= Ultra (Malaysia) =

Malaysian group of racial extremists

During the 1960s in Malaysia and Singapore, some racial extremists were referred to as "ultras". The phrase was most commonly used by the first Prime Minister of Singapore, Lee Kuan Yew, and other leaders of his political party, the People's Action Party (PAP), to refer to Malay extremists. However, it was also used by some members of the United Malays National Organisation (UMNO) — the leader of the Alliance coalition governing Malaysia – to refer to Lee instead, as Lee was perceived to be a Chinese chauvinist himself.

==History==
Lee was the first to use the phrase "ultras" in 1964, when he publicly demanded that UMNO's leadership "Smack down their ultras." This was barely a year after Singapore had merged with Malaya, Sabah, and Sarawak to form a united Malaysia, and this profoundly troubled the UMNO leadership. It is not clear where Lee got the idea of labelling Malay chauvinists as "ultras", but it is possible that he may have obtained it from a student's PhD thesis. In 1960, Lee served on a three-man panel that evaluated Gordon Paul Means' PhD thesis, entitled "Malayan Government and Politics in Transition". On one page of his copy of the manuscript, Lee had reportedly underlined in thick pencil the word "ultra" and placed an exclamation mark over it.

==Chauvinists==
Some of the perceived Malay "ultras" were Syed Jaafar Albar, once the UMNO Secretary-General, Syed Nasir Ismail, a strong advocate of expanding the scope of the Malay language in Malaysian society, Mahathir Mohamad, then a UMNO Member of Parliament and future Prime Minister of Malaysia, and Musa Hitam, another UMNO MP who would later serve as deputy prime minister.

What these men had in common was their perceived support of ketuanan Melayu, or Malay supremacy (although these exact phrases were then not in vogue). Syed Jaafar Albar had campaigned strongly for the Singaporean branch of UMNO in the 1963 Singaporean general election, and made heated statements condemning Malay PAP politicians as un-Islamic, anti-Malays, and traitors to their community. Othman Wok, a senior Malay PAP politician, later insinuated Syed Jaafar's rhetoric had set the stage for the 1964 Race riots in Singapore. Syed Nasir Ismail had insisted on closing down all Chinese schools in Malaysia as soon as possible, making Malay the sole official language.

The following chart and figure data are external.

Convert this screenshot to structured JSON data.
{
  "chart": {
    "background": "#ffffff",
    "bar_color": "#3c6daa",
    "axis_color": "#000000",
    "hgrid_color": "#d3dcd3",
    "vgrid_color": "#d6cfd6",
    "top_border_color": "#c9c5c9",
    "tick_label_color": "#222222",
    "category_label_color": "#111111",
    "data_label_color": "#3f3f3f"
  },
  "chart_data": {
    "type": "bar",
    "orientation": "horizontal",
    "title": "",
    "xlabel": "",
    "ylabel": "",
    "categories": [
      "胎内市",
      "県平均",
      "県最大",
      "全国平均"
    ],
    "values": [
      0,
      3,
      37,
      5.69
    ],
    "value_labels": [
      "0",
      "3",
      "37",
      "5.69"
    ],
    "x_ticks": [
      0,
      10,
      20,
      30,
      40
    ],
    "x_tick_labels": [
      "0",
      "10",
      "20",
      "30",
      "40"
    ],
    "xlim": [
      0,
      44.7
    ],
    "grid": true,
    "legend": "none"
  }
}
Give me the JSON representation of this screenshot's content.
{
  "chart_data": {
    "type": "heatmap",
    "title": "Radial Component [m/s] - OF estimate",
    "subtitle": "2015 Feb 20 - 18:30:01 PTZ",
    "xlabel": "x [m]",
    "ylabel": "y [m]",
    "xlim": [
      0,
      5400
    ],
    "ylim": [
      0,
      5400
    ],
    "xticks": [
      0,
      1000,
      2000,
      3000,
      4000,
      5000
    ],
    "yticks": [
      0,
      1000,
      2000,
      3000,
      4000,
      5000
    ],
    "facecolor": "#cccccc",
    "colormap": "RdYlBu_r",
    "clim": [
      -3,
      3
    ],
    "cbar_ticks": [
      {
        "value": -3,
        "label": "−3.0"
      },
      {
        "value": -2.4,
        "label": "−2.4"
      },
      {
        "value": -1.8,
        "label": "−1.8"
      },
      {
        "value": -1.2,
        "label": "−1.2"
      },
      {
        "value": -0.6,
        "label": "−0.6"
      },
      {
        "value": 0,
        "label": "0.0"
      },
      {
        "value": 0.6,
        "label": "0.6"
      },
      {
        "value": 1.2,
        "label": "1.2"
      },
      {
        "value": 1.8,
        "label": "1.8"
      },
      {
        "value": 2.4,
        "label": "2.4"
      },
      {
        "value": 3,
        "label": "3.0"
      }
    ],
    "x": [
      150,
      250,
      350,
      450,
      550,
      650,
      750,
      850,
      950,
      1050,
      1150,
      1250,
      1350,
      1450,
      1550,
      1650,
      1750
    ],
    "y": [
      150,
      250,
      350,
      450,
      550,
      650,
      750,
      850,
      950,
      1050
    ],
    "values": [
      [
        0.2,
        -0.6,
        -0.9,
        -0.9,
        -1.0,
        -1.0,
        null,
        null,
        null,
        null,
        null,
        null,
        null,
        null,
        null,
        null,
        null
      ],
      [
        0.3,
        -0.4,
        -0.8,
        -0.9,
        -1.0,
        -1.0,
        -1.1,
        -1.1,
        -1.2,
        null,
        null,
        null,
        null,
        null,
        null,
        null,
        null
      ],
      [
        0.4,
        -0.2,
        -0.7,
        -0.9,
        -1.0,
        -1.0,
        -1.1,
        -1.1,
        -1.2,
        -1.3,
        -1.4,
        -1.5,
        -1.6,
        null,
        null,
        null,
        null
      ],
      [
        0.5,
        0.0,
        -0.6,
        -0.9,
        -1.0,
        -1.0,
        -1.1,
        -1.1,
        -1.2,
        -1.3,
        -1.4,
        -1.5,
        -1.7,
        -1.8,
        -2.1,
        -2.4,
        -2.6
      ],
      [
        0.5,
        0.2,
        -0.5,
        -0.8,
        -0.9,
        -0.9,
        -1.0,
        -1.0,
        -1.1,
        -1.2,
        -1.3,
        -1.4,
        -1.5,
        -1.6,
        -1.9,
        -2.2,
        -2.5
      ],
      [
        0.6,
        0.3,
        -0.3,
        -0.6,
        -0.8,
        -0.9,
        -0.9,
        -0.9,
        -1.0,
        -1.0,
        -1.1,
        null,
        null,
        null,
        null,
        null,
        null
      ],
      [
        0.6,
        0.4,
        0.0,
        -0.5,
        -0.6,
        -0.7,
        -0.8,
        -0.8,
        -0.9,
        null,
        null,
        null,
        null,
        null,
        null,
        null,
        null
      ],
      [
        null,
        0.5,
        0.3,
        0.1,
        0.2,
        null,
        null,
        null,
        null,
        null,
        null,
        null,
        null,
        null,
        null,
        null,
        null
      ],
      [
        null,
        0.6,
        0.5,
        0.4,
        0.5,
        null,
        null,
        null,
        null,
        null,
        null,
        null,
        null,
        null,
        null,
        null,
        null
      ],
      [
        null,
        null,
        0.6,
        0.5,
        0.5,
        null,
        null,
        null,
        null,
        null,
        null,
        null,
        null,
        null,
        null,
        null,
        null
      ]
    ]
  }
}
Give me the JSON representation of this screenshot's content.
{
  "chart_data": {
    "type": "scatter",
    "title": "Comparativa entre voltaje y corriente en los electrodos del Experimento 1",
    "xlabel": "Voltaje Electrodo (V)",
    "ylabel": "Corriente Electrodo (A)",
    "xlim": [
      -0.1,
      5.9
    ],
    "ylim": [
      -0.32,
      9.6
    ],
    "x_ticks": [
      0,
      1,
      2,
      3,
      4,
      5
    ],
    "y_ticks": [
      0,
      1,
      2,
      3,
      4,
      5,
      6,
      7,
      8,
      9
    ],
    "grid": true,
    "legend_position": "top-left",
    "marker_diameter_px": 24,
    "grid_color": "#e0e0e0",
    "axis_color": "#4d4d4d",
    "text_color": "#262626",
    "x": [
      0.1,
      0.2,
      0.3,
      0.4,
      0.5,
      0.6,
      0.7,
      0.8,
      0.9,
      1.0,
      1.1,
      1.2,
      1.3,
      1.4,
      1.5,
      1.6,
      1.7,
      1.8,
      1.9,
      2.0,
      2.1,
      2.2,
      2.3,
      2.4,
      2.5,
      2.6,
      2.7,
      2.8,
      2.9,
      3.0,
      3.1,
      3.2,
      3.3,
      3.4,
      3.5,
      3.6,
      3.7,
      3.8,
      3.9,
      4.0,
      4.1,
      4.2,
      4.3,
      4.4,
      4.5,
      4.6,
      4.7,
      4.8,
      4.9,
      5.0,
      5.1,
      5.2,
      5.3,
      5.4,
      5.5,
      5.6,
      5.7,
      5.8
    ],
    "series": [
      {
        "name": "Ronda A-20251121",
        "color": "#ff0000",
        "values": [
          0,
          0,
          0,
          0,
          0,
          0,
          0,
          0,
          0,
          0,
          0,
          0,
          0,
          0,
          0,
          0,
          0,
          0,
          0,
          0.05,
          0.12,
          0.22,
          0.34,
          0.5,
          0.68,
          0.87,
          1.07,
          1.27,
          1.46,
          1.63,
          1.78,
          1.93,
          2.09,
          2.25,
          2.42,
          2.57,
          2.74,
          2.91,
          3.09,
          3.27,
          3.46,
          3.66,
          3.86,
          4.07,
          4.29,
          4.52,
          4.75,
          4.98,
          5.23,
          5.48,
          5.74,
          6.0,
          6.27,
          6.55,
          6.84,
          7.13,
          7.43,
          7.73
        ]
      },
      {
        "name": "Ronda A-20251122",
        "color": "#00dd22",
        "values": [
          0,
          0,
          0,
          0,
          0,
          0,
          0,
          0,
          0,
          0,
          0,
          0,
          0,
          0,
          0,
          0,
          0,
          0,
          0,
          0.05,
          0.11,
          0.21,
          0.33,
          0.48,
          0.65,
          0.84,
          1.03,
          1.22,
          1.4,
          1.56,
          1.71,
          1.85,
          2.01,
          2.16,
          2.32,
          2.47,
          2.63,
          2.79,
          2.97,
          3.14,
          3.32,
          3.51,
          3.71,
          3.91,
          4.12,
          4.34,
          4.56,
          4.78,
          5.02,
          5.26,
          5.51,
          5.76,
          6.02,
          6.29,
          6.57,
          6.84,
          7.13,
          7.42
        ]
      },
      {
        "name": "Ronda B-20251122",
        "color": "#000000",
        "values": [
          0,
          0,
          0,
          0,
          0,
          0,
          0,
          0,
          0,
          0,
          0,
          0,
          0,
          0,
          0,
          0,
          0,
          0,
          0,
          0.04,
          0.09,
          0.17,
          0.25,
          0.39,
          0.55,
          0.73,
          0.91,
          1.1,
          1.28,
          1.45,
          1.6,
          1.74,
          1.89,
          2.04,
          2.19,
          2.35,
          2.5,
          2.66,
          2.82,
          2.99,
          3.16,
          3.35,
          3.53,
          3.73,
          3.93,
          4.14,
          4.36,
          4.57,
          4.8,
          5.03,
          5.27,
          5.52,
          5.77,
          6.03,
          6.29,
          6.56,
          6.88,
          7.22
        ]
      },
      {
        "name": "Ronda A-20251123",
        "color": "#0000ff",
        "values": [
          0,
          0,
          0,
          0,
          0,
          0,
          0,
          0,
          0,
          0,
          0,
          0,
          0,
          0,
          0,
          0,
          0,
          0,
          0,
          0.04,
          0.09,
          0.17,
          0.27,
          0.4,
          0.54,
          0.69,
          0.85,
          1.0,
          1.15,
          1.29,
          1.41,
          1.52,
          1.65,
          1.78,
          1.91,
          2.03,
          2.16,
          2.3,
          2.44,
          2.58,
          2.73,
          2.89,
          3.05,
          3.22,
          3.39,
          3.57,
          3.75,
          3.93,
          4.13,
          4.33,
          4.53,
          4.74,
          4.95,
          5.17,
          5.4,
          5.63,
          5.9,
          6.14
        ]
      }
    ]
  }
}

Mahathir was a strong proponent of strengthened affirmative action for the Malays, and reportedly demanded (together with Syed Nasir Ismail and Syed Jaafar Albar) a one-party Malay-only government led by UMNO in the wake of the 13 May racial riots in Kuala Lumpur, the Malaysian capital. He would later author The Malay Dilemma, which contended that the Malays as the "definitive people" of Malaysia had a birthright guaranteeing them special privileges such as those outlined by Article 153 of the Constitution of Malaysia. Musa, who was closely associated with Mahathir, thus became also associated with Mahathir's "ultra" approach to politics. Both would later be expelled from UMNO by then Prime Minister and UMNO President Tunku Abdul Rahman after Mahathir's reaction to the 13 May riots. Then Home Minister Ismail Abdul Rahman would issue an explanation of the decision where he stated: "These ultras believe in the wild and fantastic theory of absolute dominion by one race over the other communities, regardless of the Constitution." Musa and Mahathir would later be rehabilitated by the Tunku's successor, Tun Abdul Razak.

In some cases, Lee also would refer to media outlets as "ultras"; he once criticised the Utusan Melayu as "their [the ultras'] newspaper".

Lee himself would later be considered an "ultra" by the Alliance government for some of the statements he made; on 24 May 1965, Lee publicly stated: "Let us be quite frank. Why should we go back to old Singapore and once again reduce the non-Malays in Malaya to a minority?" His Malaysian Malaysia campaign was not received well either by UMNO or most of the Malays, who tended to view a Malaysian Malaysia as a "Chinese Malaysia". It has been speculated that this was due to the limited vocabulary of Malay at the time; the only Malay word for "nation" then was "bangsa", which was also synonymous with race. Since there was (and is) no "Malaysian race", it has been argued that some Malays considered anything other than a "Malay nation" as threatening to their rights. The conflict between Lee and his Chinese-majority PAP with the Malaysian government culminated in the secession of Singapore from Malaysia in 1965.

==Reduction in usage in 1970s==
The usage of the phrase "ultra" declined greatly in the 1970s, not long after the 13 May riots of 1969. This may have been due to strong restrictions on making potentially incendiary declarations in public; even Parliament was banned from discussing the repeal of certain articles of the Constitution, such as Article 153, which touched on Malay rights. Due to this, the political atmosphere cooled down, which may have indirectly contributed to the decline in usage of "ultra" to describe racial chauvinists.